BHP’s workforce has grown to be more than 20 per cent female.
The company, which set an ambitious target of making half of its workforce women by 2025, increased its female representation by 2.9 per cent in the 2017 financial year, just below a 3 per cent goal.
BHP chief executive Andrew McKenzie said the company hired 1000 more women in fiscal 2017, lifting its female presence to more than 20 per cent.
The company also halved its female turnover rate during the financial year, from 8.4 per cent higher than men the previous year to 4.7 per cent.
“These numbers are important. If we achieve balance in and balance out then we can move towards our goal more quickly,” McKenzie said.
“This year the number of female leaders rose to 18 per cent. There are 100 more female leaders in our company today than a year ago. It makes a noticeable difference to how we make decisions and how it feels to work in our teams.”
McKenzie reinforced the strong commercial reasons for targeting diversity, including a safer, more innovative and productive workforce.
He said BHP’s most diverse sites outperform the company average on many measures, such as lower injury rates, and greater adherence to work plans and production targets.

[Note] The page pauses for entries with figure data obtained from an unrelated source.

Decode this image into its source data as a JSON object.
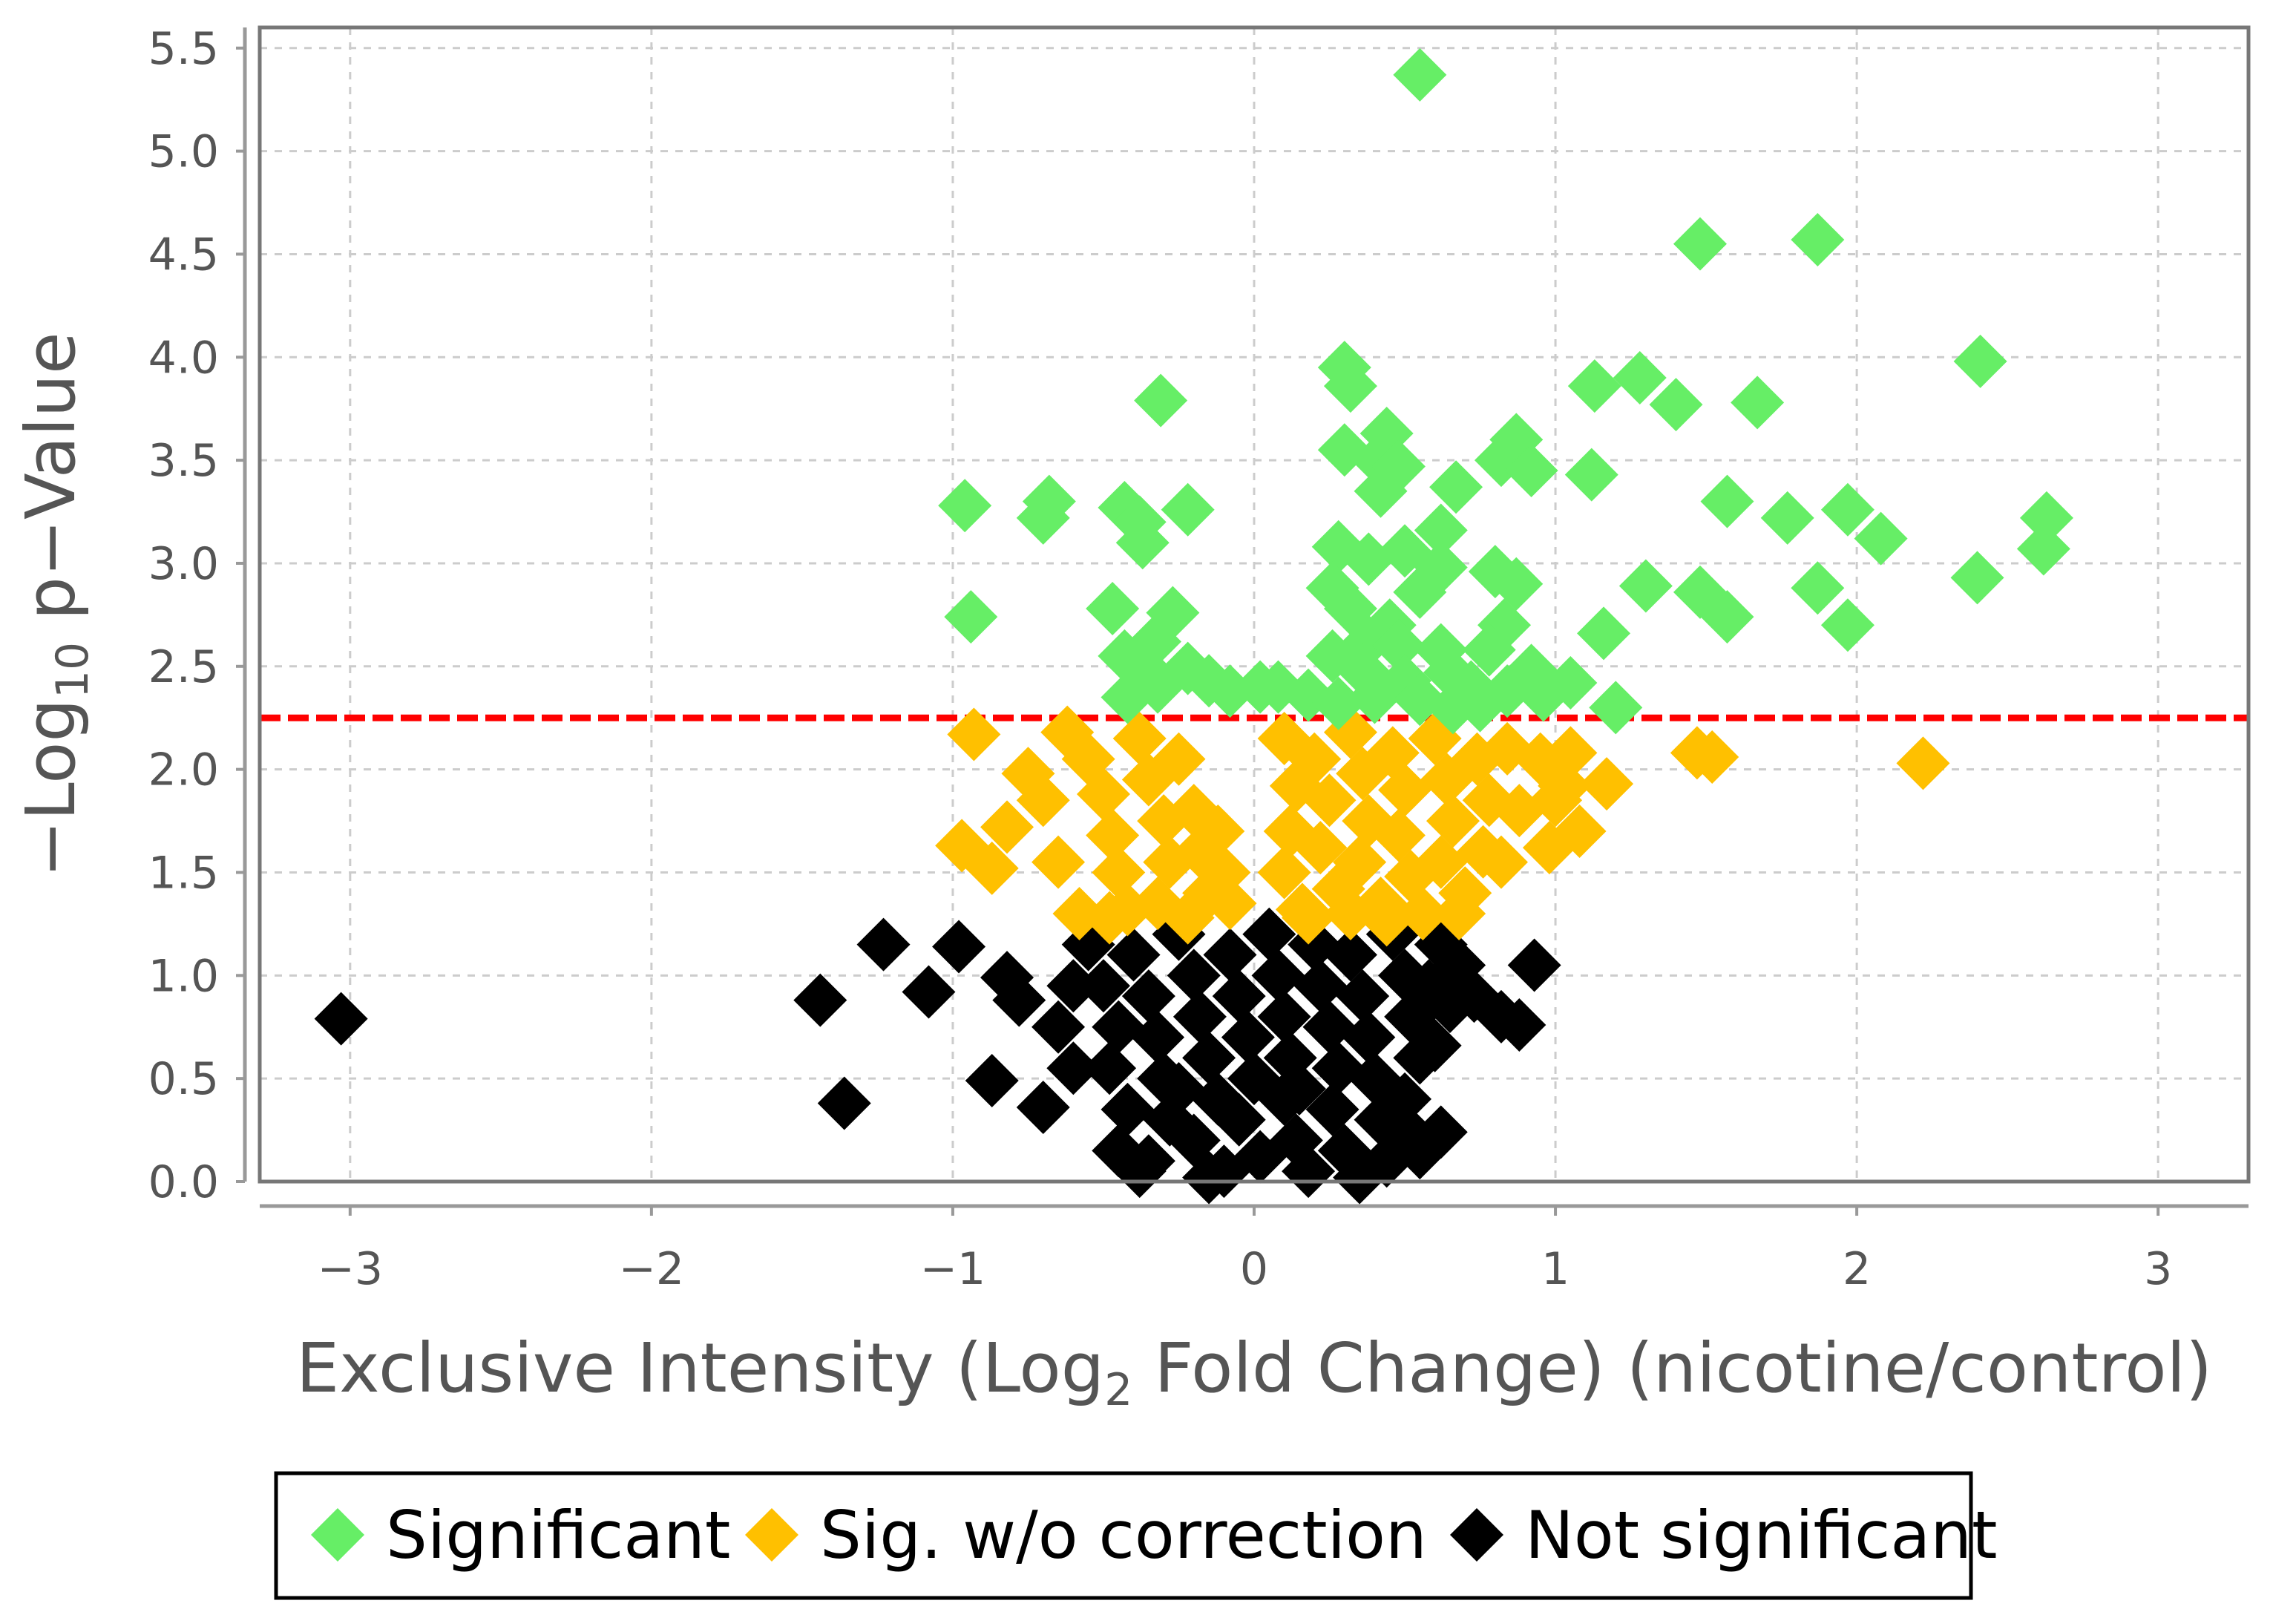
{
  "chart_data": {
    "type": "scatter",
    "xlabel_parts": [
      "Exclusive Intensity (Log",
      "2",
      " Fold Change) (nicotine/control)"
    ],
    "ylabel_parts": [
      "−Log",
      "10",
      " p−Value"
    ],
    "xlim": [
      -3.3,
      3.3
    ],
    "ylim": [
      0,
      5.6
    ],
    "xticks": [
      -3,
      -2,
      -1,
      0,
      1,
      2,
      3
    ],
    "xtick_labels": [
      "−3",
      "−2",
      "−1",
      "0",
      "1",
      "2",
      "3"
    ],
    "yticks": [
      0,
      0.5,
      1,
      1.5,
      2,
      2.5,
      3,
      3.5,
      4,
      4.5,
      5,
      5.5
    ],
    "ytick_labels": [
      "0.0",
      "0.5",
      "1.0",
      "1.5",
      "2.0",
      "2.5",
      "3.0",
      "3.5",
      "4.0",
      "4.5",
      "5.0",
      "5.5"
    ],
    "grid": true,
    "legend_position": "bottom",
    "threshold": {
      "y": 2.25,
      "color": "#ff0000",
      "style": "dashed"
    },
    "series": [
      {
        "name": "Significant",
        "color": "#66ee66",
        "points": [
          [
            0.55,
            5.37
          ],
          [
            1.48,
            4.55
          ],
          [
            1.87,
            4.57
          ],
          [
            2.41,
            3.98
          ],
          [
            1.13,
            3.86
          ],
          [
            1.28,
            3.9
          ],
          [
            1.4,
            3.77
          ],
          [
            1.67,
            3.78
          ],
          [
            0.3,
            3.95
          ],
          [
            0.32,
            3.86
          ],
          [
            0.44,
            3.63
          ],
          [
            0.3,
            3.55
          ],
          [
            0.41,
            3.5
          ],
          [
            0.48,
            3.47
          ],
          [
            0.42,
            3.35
          ],
          [
            0.67,
            3.37
          ],
          [
            0.82,
            3.5
          ],
          [
            0.87,
            3.6
          ],
          [
            0.92,
            3.45
          ],
          [
            1.12,
            3.43
          ],
          [
            1.57,
            3.3
          ],
          [
            1.77,
            3.22
          ],
          [
            1.97,
            3.26
          ],
          [
            2.08,
            3.12
          ],
          [
            2.63,
            3.22
          ],
          [
            2.62,
            3.07
          ],
          [
            2.4,
            2.93
          ],
          [
            1.3,
            2.89
          ],
          [
            1.48,
            2.86
          ],
          [
            1.87,
            2.88
          ],
          [
            1.97,
            2.7
          ],
          [
            1.57,
            2.74
          ],
          [
            1.16,
            2.66
          ],
          [
            1.05,
            2.42
          ],
          [
            1.2,
            2.3
          ],
          [
            -0.96,
            3.28
          ],
          [
            -0.7,
            3.22
          ],
          [
            -0.68,
            3.3
          ],
          [
            -0.43,
            3.27
          ],
          [
            -0.38,
            3.2
          ],
          [
            -0.37,
            3.1
          ],
          [
            -0.22,
            3.26
          ],
          [
            -0.31,
            3.79
          ],
          [
            -0.94,
            2.74
          ],
          [
            -0.47,
            2.78
          ],
          [
            -0.27,
            2.76
          ],
          [
            -0.33,
            2.62
          ],
          [
            -0.43,
            2.55
          ],
          [
            -0.35,
            2.47
          ],
          [
            -0.15,
            2.43
          ],
          [
            -0.42,
            2.35
          ],
          [
            -0.32,
            2.4
          ],
          [
            -0.22,
            2.49
          ],
          [
            -0.08,
            2.38
          ],
          [
            0.28,
            3.08
          ],
          [
            0.38,
            3.02
          ],
          [
            0.5,
            3.06
          ],
          [
            0.62,
            3.16
          ],
          [
            0.62,
            2.98
          ],
          [
            0.26,
            2.88
          ],
          [
            0.32,
            2.78
          ],
          [
            0.45,
            2.7
          ],
          [
            0.55,
            2.86
          ],
          [
            0.38,
            2.62
          ],
          [
            0.48,
            2.6
          ],
          [
            0.62,
            2.58
          ],
          [
            0.26,
            2.55
          ],
          [
            0.36,
            2.48
          ],
          [
            0.5,
            2.43
          ],
          [
            0.65,
            2.47
          ],
          [
            0.08,
            2.4
          ],
          [
            0.18,
            2.36
          ],
          [
            0.28,
            2.32
          ],
          [
            0.4,
            2.35
          ],
          [
            0.55,
            2.34
          ],
          [
            0.02,
            2.4
          ],
          [
            0.8,
            2.96
          ],
          [
            0.87,
            2.9
          ],
          [
            0.83,
            2.7
          ],
          [
            0.78,
            2.58
          ],
          [
            0.92,
            2.48
          ],
          [
            0.84,
            2.38
          ],
          [
            0.72,
            2.4
          ],
          [
            0.96,
            2.36
          ],
          [
            0.75,
            2.31
          ],
          [
            0.66,
            2.3
          ]
        ]
      },
      {
        "name": "Sig. w/o correction",
        "color": "#ffc000",
        "points": [
          [
            1.47,
            2.08
          ],
          [
            1.52,
            2.06
          ],
          [
            2.22,
            2.03
          ],
          [
            -0.93,
            2.17
          ],
          [
            -0.97,
            1.63
          ],
          [
            -0.87,
            1.52
          ],
          [
            -0.62,
            2.18
          ],
          [
            -0.75,
            1.98
          ],
          [
            -0.82,
            1.72
          ],
          [
            -0.7,
            1.85
          ],
          [
            -0.65,
            1.55
          ],
          [
            -0.55,
            2.05
          ],
          [
            -0.5,
            1.88
          ],
          [
            -0.47,
            1.68
          ],
          [
            -0.45,
            1.5
          ],
          [
            -0.42,
            1.32
          ],
          [
            -0.38,
            2.15
          ],
          [
            -0.35,
            1.95
          ],
          [
            -0.3,
            1.75
          ],
          [
            -0.28,
            1.55
          ],
          [
            -0.32,
            1.35
          ],
          [
            -0.25,
            2.05
          ],
          [
            -0.2,
            1.8
          ],
          [
            -0.18,
            1.6
          ],
          [
            -0.15,
            1.4
          ],
          [
            -0.12,
            1.7
          ],
          [
            -0.1,
            1.5
          ],
          [
            -0.58,
            1.3
          ],
          [
            -0.08,
            1.35
          ],
          [
            0.1,
            2.15
          ],
          [
            0.14,
            1.92
          ],
          [
            0.12,
            1.7
          ],
          [
            0.1,
            1.5
          ],
          [
            0.16,
            1.32
          ],
          [
            0.2,
            2.05
          ],
          [
            0.25,
            1.85
          ],
          [
            0.22,
            1.62
          ],
          [
            0.28,
            1.42
          ],
          [
            0.32,
            2.18
          ],
          [
            0.36,
            1.98
          ],
          [
            0.38,
            1.75
          ],
          [
            0.35,
            1.55
          ],
          [
            0.42,
            1.35
          ],
          [
            0.46,
            2.08
          ],
          [
            0.5,
            1.9
          ],
          [
            0.48,
            1.68
          ],
          [
            0.52,
            1.48
          ],
          [
            0.56,
            1.3
          ],
          [
            0.6,
            2.15
          ],
          [
            0.64,
            1.95
          ],
          [
            0.66,
            1.75
          ],
          [
            0.62,
            1.55
          ],
          [
            0.7,
            1.4
          ],
          [
            0.74,
            2.05
          ],
          [
            0.78,
            1.85
          ],
          [
            0.76,
            1.6
          ],
          [
            0.68,
            1.3
          ],
          [
            0.84,
            2.1
          ],
          [
            0.88,
            1.8
          ],
          [
            0.82,
            1.55
          ],
          [
            0.95,
            2.05
          ],
          [
            1.05,
            2.08
          ],
          [
            1.0,
            1.85
          ],
          [
            1.08,
            1.7
          ],
          [
            1.17,
            1.93
          ],
          [
            0.98,
            1.62
          ],
          [
            1.03,
            1.92
          ],
          [
            0.18,
            1.28
          ],
          [
            0.32,
            1.3
          ],
          [
            0.44,
            1.27
          ],
          [
            -0.22,
            1.28
          ],
          [
            -0.48,
            1.28
          ]
        ]
      },
      {
        "name": "Not significant",
        "color": "#000000",
        "points": [
          [
            -3.03,
            0.79
          ],
          [
            -1.44,
            0.88
          ],
          [
            -1.23,
            1.15
          ],
          [
            -0.98,
            1.14
          ],
          [
            -1.08,
            0.92
          ],
          [
            -0.82,
            0.99
          ],
          [
            -0.87,
            0.49
          ],
          [
            -1.36,
            0.38
          ],
          [
            -0.7,
            0.36
          ],
          [
            -0.6,
            0.55
          ],
          [
            -0.78,
            0.88
          ],
          [
            0.93,
            1.05
          ],
          [
            0.82,
            0.8
          ],
          [
            0.88,
            0.76
          ],
          [
            0.73,
            0.9
          ],
          [
            0.6,
            0.66
          ],
          [
            0.55,
            0.14
          ],
          [
            0.5,
            0.26
          ],
          [
            0.62,
            0.24
          ],
          [
            -0.55,
            1.15
          ],
          [
            -0.5,
            0.95
          ],
          [
            -0.45,
            0.75
          ],
          [
            -0.48,
            0.55
          ],
          [
            -0.42,
            0.35
          ],
          [
            -0.45,
            0.15
          ],
          [
            -0.4,
            1.1
          ],
          [
            -0.35,
            0.9
          ],
          [
            -0.32,
            0.7
          ],
          [
            -0.3,
            0.5
          ],
          [
            -0.28,
            0.3
          ],
          [
            -0.35,
            0.1
          ],
          [
            -0.25,
            1.2
          ],
          [
            -0.2,
            1.0
          ],
          [
            -0.18,
            0.8
          ],
          [
            -0.15,
            0.6
          ],
          [
            -0.12,
            0.4
          ],
          [
            -0.2,
            0.2
          ],
          [
            -0.1,
            0.05
          ],
          [
            -0.08,
            1.1
          ],
          [
            -0.05,
            0.9
          ],
          [
            -0.02,
            0.7
          ],
          [
            0.0,
            0.5
          ],
          [
            -0.05,
            0.3
          ],
          [
            0.02,
            0.12
          ],
          [
            0.05,
            1.2
          ],
          [
            0.08,
            1.0
          ],
          [
            0.1,
            0.8
          ],
          [
            0.12,
            0.6
          ],
          [
            0.1,
            0.4
          ],
          [
            0.14,
            0.2
          ],
          [
            0.18,
            0.05
          ],
          [
            0.2,
            1.15
          ],
          [
            0.22,
            0.95
          ],
          [
            0.25,
            0.75
          ],
          [
            0.28,
            0.55
          ],
          [
            0.26,
            0.35
          ],
          [
            0.3,
            0.15
          ],
          [
            0.32,
            1.1
          ],
          [
            0.36,
            0.9
          ],
          [
            0.38,
            0.7
          ],
          [
            0.4,
            0.5
          ],
          [
            0.42,
            0.3
          ],
          [
            0.44,
            0.1
          ],
          [
            0.46,
            1.2
          ],
          [
            0.5,
            1.0
          ],
          [
            0.52,
            0.8
          ],
          [
            0.55,
            0.6
          ],
          [
            0.5,
            0.4
          ],
          [
            0.58,
            0.95
          ],
          [
            0.62,
            1.15
          ],
          [
            0.65,
            0.85
          ],
          [
            0.68,
            1.05
          ],
          [
            -0.6,
            0.95
          ],
          [
            -0.65,
            0.75
          ],
          [
            -0.38,
            0.05
          ],
          [
            0.35,
            0.02
          ],
          [
            -0.15,
            0.02
          ],
          [
            0.15,
            0.45
          ],
          [
            -0.25,
            0.45
          ]
        ]
      }
    ]
  }
}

“There’s also a moral imperative for diversity. As a father, I believe my children should be able to succeed because of their skills and achievements – the fact that they are women should not make a difference,” McKenzie said.
“An increase in the participation of women will also make a difference that benefits the communities in which we operate.”
While BHP’s target is to have 50 per cent of its workforce women in less than a decade, it has exceeded this proportion at its new Brisbane logistics control centre.
At the centre, which is made up of 53 per cent women, BHP recruited people based on matched skills rather than mining experience.